Phil Swing’s Open House hosts Valley’s largest ‘First 5’ health fair


BRAWLEY — It was not a typical Open House night April 12 at Phil Swing Elementary as the school’s fourth annual Health Fair was set up to provide information for families coming onto campus to see their children’s classrooms.

The health fair is sponsored by First 5, Imperial Valley’s school readiness program, a Valley-wide organization for parents of children ages 0-5 — years considered the most crucial in the development of a child. The program provides access to services families might have a difficult time finding or hearing about.

According to Marcie Morlett, the school readiness program specialist, 29 agencies from around the Valley partner up with First 5 and are available at the health fairs.
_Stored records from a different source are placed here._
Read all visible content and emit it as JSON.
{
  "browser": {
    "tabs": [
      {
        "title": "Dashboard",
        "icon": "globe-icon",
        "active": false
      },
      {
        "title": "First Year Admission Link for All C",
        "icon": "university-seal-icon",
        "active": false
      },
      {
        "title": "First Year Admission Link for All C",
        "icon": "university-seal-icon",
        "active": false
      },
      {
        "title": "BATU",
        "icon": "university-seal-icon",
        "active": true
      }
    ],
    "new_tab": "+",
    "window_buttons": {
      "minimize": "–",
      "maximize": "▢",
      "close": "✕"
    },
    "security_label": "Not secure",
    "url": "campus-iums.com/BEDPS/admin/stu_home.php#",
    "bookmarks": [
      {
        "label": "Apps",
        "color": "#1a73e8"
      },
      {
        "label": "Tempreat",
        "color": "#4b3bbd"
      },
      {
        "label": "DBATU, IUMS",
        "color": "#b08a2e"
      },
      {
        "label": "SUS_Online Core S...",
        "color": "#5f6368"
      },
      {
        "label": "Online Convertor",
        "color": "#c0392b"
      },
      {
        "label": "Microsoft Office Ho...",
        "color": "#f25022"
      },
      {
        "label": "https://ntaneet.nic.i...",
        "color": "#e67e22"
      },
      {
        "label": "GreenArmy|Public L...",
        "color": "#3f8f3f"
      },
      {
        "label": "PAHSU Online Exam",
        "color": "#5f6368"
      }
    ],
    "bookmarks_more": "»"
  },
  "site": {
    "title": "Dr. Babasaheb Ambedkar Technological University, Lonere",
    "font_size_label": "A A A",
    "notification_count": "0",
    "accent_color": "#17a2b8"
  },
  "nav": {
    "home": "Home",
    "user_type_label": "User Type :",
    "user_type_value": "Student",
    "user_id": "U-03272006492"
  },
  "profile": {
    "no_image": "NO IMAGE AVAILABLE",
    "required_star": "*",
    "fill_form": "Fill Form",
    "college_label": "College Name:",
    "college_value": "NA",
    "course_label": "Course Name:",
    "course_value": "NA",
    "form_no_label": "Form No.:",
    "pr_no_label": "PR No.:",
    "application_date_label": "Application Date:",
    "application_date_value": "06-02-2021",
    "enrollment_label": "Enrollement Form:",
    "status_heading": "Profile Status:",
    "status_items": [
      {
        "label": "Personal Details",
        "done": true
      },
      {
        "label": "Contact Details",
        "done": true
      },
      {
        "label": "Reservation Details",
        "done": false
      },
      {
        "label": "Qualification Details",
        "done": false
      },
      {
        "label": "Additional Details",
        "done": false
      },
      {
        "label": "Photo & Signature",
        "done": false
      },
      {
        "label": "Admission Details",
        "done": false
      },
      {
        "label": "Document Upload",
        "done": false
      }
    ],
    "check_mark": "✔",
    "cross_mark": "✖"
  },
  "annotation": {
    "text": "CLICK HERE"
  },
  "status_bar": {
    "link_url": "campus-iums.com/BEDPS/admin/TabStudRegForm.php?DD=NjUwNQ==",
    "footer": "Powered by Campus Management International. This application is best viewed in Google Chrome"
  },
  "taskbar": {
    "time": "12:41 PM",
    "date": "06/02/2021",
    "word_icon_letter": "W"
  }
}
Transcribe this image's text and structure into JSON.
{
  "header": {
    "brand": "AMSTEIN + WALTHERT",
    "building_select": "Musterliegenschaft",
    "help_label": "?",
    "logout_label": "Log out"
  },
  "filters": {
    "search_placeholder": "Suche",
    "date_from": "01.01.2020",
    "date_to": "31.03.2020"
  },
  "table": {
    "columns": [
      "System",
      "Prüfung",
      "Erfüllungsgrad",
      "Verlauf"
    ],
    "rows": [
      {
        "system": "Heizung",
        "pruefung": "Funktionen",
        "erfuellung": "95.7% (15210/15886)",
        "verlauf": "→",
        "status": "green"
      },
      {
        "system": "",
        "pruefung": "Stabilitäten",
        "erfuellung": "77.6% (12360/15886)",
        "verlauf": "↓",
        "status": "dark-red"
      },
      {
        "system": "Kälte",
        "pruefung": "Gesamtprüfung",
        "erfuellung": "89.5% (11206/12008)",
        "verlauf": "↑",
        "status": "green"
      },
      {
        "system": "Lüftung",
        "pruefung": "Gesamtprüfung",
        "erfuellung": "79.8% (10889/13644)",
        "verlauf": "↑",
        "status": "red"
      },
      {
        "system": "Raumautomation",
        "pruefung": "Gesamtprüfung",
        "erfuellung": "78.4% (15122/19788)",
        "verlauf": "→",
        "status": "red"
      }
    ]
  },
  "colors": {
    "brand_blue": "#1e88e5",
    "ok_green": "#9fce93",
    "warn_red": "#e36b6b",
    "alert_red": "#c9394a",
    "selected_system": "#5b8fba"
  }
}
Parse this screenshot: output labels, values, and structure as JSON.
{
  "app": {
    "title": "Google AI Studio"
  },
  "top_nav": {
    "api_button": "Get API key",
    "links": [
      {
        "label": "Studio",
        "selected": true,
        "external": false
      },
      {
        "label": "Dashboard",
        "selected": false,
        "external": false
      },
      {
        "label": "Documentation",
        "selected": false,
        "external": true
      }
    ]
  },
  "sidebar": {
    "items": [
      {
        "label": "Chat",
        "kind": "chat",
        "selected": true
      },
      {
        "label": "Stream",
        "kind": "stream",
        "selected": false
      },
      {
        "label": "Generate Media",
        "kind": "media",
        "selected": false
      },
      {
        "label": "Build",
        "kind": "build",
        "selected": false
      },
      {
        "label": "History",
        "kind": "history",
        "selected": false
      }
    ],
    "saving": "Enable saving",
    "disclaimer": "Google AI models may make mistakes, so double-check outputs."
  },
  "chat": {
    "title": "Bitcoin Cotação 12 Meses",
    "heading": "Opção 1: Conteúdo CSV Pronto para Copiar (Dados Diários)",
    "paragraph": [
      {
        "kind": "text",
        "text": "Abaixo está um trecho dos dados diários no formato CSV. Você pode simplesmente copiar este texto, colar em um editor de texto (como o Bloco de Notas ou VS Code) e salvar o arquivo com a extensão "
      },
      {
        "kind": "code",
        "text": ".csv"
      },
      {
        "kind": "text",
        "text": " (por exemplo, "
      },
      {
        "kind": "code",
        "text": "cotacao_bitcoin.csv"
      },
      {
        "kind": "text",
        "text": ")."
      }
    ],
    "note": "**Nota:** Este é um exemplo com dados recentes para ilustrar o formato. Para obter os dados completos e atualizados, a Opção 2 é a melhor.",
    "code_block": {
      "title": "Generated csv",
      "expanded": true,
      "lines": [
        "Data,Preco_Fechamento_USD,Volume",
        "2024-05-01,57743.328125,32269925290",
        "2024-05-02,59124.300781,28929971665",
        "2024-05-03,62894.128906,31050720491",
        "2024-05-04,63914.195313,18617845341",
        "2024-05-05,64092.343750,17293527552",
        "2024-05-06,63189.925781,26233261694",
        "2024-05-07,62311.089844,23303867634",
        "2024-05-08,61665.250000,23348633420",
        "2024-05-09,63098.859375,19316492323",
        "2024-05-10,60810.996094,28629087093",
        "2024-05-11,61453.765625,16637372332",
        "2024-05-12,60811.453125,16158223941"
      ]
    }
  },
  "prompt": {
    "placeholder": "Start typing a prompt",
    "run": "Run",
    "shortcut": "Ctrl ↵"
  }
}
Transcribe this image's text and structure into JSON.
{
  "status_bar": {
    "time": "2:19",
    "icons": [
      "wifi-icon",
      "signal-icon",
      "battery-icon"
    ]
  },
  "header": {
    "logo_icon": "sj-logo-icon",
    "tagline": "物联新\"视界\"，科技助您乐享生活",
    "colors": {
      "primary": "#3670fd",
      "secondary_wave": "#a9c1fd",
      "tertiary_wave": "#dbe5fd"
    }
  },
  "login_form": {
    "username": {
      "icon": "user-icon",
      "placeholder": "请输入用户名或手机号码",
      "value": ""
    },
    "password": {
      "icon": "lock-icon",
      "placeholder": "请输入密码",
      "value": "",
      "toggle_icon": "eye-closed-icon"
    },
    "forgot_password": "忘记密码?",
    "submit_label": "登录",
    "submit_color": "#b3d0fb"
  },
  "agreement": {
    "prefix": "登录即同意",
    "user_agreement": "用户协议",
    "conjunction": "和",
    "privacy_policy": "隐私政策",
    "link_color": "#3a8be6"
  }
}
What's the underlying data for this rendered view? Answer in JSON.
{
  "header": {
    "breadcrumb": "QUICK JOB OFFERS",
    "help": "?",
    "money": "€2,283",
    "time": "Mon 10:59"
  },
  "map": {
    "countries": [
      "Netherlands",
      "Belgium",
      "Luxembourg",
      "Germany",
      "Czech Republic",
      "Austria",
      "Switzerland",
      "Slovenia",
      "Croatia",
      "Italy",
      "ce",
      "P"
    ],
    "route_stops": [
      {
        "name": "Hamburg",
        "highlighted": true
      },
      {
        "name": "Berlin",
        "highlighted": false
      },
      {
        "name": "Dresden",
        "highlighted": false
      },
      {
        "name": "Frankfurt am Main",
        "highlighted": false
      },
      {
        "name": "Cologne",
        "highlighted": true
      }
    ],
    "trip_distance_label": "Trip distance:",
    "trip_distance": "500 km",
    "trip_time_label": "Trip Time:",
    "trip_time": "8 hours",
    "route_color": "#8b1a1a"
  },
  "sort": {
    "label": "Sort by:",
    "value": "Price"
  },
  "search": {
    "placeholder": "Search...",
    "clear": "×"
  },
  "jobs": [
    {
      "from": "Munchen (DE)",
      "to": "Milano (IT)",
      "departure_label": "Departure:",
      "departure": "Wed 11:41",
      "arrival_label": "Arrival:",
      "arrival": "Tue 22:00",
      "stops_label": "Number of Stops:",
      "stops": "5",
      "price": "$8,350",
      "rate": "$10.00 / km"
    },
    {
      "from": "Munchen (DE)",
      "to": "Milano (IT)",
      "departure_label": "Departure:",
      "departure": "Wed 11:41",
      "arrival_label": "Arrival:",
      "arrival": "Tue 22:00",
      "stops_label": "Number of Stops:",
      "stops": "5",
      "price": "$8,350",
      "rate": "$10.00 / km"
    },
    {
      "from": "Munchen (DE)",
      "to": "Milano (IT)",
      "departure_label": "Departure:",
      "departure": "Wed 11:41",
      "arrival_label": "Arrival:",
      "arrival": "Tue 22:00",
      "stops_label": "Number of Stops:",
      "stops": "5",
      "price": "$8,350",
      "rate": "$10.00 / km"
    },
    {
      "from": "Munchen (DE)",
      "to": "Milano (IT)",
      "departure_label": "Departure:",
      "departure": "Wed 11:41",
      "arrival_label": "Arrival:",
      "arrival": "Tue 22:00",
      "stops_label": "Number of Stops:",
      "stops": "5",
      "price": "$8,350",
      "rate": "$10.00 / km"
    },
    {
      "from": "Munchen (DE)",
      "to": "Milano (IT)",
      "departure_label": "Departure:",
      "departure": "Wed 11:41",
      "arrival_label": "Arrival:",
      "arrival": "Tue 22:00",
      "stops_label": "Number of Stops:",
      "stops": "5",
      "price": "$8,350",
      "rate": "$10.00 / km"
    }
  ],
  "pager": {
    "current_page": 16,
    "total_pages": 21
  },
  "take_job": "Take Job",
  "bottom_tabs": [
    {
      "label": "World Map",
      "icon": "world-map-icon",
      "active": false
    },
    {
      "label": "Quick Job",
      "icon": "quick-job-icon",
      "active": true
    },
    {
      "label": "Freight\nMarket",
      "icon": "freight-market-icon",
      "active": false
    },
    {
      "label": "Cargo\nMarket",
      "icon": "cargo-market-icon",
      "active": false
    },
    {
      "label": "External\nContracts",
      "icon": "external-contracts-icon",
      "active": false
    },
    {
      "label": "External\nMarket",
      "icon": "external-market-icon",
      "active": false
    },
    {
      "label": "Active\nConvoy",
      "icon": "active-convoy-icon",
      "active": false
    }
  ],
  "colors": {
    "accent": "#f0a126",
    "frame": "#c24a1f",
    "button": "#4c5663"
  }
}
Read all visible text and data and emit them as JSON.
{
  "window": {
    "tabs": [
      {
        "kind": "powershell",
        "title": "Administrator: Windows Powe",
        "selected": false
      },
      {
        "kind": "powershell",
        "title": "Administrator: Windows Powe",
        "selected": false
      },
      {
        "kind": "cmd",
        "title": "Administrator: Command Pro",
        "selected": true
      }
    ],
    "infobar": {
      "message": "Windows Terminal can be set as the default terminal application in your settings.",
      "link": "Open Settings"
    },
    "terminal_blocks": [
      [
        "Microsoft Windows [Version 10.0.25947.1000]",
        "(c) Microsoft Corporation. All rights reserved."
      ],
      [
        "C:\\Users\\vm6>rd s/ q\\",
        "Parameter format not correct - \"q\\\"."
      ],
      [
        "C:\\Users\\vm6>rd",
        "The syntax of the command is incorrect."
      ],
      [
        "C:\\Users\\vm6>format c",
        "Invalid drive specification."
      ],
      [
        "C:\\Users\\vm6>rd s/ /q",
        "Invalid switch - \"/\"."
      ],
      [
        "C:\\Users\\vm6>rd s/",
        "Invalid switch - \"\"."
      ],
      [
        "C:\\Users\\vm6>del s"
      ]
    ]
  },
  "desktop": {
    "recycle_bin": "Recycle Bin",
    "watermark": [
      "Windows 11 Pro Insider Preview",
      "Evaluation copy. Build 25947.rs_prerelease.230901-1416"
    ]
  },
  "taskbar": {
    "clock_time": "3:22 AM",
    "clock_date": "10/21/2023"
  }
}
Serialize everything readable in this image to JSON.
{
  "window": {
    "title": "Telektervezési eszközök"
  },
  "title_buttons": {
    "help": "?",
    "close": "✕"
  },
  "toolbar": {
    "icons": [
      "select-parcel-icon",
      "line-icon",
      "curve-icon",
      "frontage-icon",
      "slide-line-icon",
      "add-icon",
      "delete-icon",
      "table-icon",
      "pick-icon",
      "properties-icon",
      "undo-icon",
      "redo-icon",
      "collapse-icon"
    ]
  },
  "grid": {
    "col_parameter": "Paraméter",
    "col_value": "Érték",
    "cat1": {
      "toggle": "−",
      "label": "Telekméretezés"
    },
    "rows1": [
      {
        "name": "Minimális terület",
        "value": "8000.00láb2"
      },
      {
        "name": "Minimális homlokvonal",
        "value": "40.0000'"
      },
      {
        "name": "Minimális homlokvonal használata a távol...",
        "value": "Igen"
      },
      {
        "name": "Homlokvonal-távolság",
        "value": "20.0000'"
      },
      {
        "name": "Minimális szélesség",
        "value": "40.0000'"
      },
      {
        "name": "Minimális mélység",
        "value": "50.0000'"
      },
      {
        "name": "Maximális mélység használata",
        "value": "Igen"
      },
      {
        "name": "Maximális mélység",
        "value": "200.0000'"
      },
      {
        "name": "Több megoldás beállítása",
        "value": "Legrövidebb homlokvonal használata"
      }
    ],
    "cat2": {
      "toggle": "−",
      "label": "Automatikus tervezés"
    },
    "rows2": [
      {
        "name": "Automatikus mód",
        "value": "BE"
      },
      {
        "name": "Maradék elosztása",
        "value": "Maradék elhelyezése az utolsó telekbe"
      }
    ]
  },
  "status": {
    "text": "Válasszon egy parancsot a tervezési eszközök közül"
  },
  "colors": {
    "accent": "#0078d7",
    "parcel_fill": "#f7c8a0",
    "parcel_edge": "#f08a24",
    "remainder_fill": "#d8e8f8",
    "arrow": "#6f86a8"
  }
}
Those groups include the Burn Institute, Clinicas de Salud, University of California Cal Fresh, and the mobile library, L.A.M.B.S.  Each organization had a booth where they spoke to families about services the groups provide.

“It’s exciting for our parents to see all the resources available to them,” said Phil Swing Principal Liz Casey.

“When I was going to school, this was never part of our open house,” said Noemi Barron. “It’s good that they have it here.”

The Brawley Lions Club also offered free vision screening set up in the school’s computer lab, a service they have provided for a few years.  Clinicas de Salud provided glucose and blood pressure testing for families.

First 5 also sponsored a giveaway of ten free car seats for the first families who brought in their old seat to be checked. Due to a change in California’s car seat law in January, families have to rethink what they own for their youngest children.

“It’s been very successful,” said Dr. Gustavo Galindo, the special programs manager of Imperial Valley First 5. “We ask the school to open up to us and we do the rest. We try to make it fun for the school and fun for the parents.”

In 1998, Proposition 10 was passed and imposed additional tax on cigarettes of 50 cents per pack, as well as additional taxes on other tobacco products. With the revenue from those taxes, the state government created state and county commissions to establish early childhood development and smoking prevention programs. These are known as First 5 agencies.

On average, $2 million is generated and dispersed in the Valley through the First 5 program, which then distributes the funds to the rest of the organizations providing services for children and families.

First 5 Imperial also hosts health fairs at nine other schools in around Imperial Valley, but to date, Phil Swing School’s health fair is the largest one.